For the post-critical period, we don't talk about language acquisition but
rather language _learning_; acquisition of language is much different
process from any other skill-learning and shouldn't be expected to show
activity in the same parts of the brain.

> In memetic terms, Genie could not replicate linguistic memes because her
> brain had fixed itself in circuits which ignored critical aspects of
> memetic replication processes.
>
> Perfect immunity to linguistic memes. How about non linguistic
> memes?

No, Genie could still acquire and use new words; she'd just never
developed a normal ability for syntax, so her sentences tended to be
things like "Cat sofa sit there" and "Water drink me some want".

As for memes of non-linguistic vectors, Genie learned to dress herself,
play games, and so forth. It has never been determined whether her
problems were primarily a result of extreme abuse or minor retardation;
some combination of the two no doubt, but with a population of one, what
can you say for sure?

> The borderlines of language are surprisingly vague.

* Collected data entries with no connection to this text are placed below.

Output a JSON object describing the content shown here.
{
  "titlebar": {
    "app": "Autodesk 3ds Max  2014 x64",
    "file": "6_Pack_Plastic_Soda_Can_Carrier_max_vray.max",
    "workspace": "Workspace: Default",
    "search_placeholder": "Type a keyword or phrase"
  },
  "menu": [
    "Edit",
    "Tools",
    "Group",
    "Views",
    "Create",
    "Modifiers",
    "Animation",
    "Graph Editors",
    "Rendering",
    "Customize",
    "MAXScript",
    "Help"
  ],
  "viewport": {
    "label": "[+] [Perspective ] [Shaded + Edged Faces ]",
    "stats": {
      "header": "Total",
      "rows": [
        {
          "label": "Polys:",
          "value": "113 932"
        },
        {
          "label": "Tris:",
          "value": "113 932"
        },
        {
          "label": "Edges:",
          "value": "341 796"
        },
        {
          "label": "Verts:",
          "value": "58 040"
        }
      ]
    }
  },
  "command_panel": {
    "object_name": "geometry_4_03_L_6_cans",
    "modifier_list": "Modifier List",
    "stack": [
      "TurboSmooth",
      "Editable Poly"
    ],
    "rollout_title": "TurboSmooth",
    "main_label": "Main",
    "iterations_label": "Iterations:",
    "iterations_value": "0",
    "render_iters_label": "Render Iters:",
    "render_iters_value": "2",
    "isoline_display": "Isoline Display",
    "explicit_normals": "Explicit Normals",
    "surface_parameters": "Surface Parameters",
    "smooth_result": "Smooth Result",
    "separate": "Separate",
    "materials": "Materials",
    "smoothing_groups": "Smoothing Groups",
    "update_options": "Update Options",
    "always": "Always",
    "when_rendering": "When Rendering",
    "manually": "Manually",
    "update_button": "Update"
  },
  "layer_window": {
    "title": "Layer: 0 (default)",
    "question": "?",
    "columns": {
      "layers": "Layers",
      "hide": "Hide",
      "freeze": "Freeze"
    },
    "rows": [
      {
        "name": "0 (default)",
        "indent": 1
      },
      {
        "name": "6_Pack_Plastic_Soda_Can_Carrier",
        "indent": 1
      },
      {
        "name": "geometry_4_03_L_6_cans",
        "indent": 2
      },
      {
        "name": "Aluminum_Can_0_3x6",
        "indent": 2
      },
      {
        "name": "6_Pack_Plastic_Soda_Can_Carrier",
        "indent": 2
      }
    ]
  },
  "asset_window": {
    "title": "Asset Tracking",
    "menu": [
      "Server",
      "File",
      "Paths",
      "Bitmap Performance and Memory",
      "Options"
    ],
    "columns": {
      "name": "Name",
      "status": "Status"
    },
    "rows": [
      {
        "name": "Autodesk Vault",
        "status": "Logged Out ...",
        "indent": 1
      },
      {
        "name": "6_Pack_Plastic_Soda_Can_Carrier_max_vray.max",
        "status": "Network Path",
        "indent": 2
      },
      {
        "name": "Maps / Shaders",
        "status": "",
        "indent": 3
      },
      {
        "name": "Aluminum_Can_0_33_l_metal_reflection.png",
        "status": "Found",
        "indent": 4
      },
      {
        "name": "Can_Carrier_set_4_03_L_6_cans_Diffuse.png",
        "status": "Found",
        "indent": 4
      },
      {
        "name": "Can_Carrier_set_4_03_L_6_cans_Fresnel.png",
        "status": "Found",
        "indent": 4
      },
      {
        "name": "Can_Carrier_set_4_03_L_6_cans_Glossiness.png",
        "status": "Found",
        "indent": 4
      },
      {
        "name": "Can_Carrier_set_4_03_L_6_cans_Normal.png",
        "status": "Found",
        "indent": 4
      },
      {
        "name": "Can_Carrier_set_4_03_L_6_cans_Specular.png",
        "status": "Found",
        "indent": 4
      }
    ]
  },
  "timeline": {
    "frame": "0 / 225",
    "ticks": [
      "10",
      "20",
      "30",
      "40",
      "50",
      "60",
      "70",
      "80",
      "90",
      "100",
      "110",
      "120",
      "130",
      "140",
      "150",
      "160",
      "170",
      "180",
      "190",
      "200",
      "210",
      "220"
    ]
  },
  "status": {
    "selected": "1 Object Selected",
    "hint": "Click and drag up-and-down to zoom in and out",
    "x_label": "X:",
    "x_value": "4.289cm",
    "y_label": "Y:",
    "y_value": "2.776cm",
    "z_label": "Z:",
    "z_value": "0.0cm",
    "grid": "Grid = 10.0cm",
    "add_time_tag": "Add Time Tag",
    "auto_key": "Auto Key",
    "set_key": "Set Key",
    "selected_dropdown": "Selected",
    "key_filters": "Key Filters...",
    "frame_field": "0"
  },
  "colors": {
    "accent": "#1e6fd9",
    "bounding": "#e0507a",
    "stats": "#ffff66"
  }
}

"Fuzzy" might be a better word. Some, like Philip Liebermann, claim
language is an application of general cognition; others see it as
autonomous; still others, some mixture of autonomy and interaction with
other mental software.

The autistic person
> is generally very weak in understanding body-language and auditory
> language. Take out body language and the variety of non-linguistic
> memes
> may be small... at least in terms of the human experience.

What about techology? Chimpanzees and crows make tools out of twigs, and
they certainly don't have language.

> There are probably a wide number of memetic critical ages.

Sure, like openness to technological and social/political meme-complexes.